Sponsored by Perri and Michelle Petricca
Max Boot
Historian, Foreign Policy Analyst, and Author
Thursday, July 30, 5:00 pm
Max Boot’s most recent books include Reagan: His Life and Legend, named a New York Times 10 Best Books of 2024; The Road Not Taken: Edward Lansdale and the American Tragedy in Vietnam, a Pulitzer Prize finalist; and Invisible Armies: An Epic History of Guerrilla Warfare from Ancient Times to the Present. Born in Moscow in 1969 and raised in the United States, Boot is the Jeane J. Kirpatrick senior fellow for national security studies at the Council on Foreign Relations and a columnist for the Washington Post.
Sponsored by Inge Heckel
General David H. Petraeus
Retired U.S. Army General, Former CIA Director, and Author
Thursday, August 6, 5:00 PM
David H. Petraeus is a retired four-star U.S. Army general whose career spanned over 37 years. Petraeus led the surge of U.S. forces in Iraq as commander of Multi-National Force–Iraq, then served as commander, U.S. Central Command, and later oversaw NATO and U.S. forces in Afghanistan. In 2011, he was confirmed by the Senate to serve as director of the Central Intelligence Agency and resigned the following year. He is the author of the bestseller Conflict: The Evolution of Warfare from 1945 to Gaza, coauthored with Andrew Roberts.
Sponsored by Robert Salerno and Margaret Skaggs, and Barbara J. Cooperman
Kiran Desai
Booker Prize-Winning Novelist
Thursday, August 13, 5:00 pm
Join us for an unforgettable conversation with writer Kiran Desai, celebrating her Booker Prize–shortlisted novel, The Loneliness of Sonia and Sunny. A story of two young people navigating the forces that shape their lives—country, class, race, history, and the complicated bonds between generations—the novel is at once a love story, a family saga, and a rich work of ideas. This onstage discussion will explore the creative process behind the book, offering rare insight into the mind of one of our greatest contemporary novelists. Desai is the bestselling author The Inheritance of Loss, which won both the Booker Prize and the National Book Critics Circle Award.
Sponsored by Sheila Parekh Blum and Christopher Blum
Lawrence Wright
Pulitzer Prize–Winning Author, Screenwriter, Playwright, and Journalist
Thursday, August 20, 5:00 PM
Since 1992, Lawrence Wright has been a staff writer at The New Yorker, where his work has earned three National Magazine Awards. He is the author of eleven nonfiction books, most notably The Looming Tower: Al-Qaeda and the Road to 9/11, which won the Pulitzer Prize, and Going Clear, a bestselling investigation of Scientology adapted into an Emmy-winning HBO documentary.
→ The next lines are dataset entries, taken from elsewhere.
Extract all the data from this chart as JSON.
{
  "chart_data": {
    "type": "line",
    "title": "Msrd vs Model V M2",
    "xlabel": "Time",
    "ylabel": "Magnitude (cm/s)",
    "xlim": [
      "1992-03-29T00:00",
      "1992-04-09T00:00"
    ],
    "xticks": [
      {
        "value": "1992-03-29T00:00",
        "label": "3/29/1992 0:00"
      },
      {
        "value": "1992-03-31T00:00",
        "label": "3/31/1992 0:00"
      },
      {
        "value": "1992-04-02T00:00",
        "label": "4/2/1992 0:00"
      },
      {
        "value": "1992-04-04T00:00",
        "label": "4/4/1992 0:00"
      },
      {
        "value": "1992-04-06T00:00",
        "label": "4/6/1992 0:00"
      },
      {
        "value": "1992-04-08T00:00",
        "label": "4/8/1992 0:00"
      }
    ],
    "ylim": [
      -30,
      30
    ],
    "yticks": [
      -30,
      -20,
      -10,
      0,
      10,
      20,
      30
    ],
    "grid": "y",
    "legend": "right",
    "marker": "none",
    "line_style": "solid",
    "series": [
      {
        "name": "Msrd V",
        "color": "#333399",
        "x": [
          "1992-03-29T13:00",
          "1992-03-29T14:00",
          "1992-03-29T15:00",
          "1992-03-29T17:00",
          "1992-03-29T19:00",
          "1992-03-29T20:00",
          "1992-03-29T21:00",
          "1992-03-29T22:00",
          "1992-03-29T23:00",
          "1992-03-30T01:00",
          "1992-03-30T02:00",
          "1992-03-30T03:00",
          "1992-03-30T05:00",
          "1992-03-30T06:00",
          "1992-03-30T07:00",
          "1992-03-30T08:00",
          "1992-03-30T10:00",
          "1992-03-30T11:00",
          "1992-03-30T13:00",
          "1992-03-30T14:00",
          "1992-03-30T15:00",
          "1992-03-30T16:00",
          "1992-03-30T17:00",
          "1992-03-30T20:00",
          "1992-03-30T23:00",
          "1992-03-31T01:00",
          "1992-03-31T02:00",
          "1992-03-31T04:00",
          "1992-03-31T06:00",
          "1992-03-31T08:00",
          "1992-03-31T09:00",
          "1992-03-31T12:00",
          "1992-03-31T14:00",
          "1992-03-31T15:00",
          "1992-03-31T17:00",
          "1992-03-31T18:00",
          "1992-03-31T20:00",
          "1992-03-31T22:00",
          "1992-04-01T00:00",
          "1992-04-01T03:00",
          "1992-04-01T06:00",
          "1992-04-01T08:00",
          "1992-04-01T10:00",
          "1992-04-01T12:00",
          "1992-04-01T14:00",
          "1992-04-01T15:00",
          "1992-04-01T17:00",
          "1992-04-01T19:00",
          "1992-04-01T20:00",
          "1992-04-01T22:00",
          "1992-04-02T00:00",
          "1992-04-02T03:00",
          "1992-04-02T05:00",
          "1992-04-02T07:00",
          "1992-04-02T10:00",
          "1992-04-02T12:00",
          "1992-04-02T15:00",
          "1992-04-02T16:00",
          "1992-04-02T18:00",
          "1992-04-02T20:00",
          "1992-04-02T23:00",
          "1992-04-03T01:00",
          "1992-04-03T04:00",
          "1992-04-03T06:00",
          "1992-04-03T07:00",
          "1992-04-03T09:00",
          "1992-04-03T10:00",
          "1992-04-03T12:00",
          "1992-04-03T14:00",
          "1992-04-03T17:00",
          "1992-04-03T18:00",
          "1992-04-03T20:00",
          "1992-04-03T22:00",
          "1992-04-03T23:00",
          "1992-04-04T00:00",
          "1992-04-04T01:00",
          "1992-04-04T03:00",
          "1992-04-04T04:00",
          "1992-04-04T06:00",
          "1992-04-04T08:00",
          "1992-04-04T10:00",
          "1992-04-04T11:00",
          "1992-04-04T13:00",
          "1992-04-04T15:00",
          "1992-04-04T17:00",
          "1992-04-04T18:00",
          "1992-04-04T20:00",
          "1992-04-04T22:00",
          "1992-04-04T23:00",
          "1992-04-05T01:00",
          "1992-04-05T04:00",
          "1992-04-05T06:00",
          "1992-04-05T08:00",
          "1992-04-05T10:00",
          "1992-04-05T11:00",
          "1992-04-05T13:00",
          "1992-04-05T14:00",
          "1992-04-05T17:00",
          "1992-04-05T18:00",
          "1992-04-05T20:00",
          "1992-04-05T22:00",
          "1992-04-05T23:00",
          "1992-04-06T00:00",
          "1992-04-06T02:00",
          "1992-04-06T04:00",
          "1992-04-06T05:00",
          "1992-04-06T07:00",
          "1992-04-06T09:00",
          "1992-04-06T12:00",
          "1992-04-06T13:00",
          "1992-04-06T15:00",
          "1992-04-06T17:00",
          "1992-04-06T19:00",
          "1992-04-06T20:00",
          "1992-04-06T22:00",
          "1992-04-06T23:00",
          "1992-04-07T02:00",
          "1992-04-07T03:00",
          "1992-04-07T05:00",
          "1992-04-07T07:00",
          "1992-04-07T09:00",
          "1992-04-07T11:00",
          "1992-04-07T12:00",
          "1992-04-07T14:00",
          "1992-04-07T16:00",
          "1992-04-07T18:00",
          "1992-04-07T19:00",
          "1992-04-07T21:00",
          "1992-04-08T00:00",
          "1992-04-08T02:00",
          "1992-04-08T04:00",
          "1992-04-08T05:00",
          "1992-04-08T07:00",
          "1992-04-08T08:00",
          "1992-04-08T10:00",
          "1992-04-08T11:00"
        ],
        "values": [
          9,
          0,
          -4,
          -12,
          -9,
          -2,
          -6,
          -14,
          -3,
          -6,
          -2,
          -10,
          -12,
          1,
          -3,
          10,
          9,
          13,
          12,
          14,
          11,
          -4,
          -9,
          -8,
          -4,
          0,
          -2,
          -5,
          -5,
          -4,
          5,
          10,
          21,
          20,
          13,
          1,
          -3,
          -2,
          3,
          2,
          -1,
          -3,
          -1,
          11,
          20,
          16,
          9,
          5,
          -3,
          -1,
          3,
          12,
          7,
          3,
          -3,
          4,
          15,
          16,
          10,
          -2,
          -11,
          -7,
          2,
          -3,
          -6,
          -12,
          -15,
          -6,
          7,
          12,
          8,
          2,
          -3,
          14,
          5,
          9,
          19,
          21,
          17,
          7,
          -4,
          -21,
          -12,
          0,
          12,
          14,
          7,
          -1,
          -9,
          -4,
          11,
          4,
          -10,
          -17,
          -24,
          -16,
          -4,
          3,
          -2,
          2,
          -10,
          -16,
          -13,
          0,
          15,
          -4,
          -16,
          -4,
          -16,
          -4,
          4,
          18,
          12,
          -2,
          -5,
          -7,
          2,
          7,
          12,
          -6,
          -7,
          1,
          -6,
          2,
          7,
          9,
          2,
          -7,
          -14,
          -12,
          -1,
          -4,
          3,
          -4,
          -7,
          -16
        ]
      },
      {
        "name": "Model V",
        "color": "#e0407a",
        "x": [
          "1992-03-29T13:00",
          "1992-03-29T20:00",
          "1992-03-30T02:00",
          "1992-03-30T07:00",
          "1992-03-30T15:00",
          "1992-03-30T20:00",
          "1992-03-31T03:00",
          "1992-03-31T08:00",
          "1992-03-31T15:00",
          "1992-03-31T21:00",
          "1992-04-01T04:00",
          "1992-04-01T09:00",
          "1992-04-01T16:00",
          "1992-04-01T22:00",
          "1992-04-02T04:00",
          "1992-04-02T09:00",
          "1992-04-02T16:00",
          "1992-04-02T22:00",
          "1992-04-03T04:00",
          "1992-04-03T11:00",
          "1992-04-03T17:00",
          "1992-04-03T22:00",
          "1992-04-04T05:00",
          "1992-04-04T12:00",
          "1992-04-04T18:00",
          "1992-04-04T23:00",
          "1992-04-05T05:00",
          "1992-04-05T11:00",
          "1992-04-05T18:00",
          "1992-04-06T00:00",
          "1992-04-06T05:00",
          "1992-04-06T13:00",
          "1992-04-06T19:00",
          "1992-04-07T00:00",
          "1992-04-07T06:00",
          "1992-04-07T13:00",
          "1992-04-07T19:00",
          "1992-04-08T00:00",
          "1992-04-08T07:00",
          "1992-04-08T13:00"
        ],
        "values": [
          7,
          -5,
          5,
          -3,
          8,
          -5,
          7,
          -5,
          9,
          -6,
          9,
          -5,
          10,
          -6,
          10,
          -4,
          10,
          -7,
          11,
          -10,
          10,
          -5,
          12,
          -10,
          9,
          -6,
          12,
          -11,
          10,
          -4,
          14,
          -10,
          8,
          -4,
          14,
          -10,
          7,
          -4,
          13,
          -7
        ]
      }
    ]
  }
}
Wright has written four novels as well as numerous acclaimed plays and one-man shows.
In Conversation is dedicated to the memory of Jane Braus (1925–2025), whose love and support for The Mount’s literary programs spanned nearly three decades. Jane made a generous legacy gift to ensure that our literary offerings continue to grow and thrive.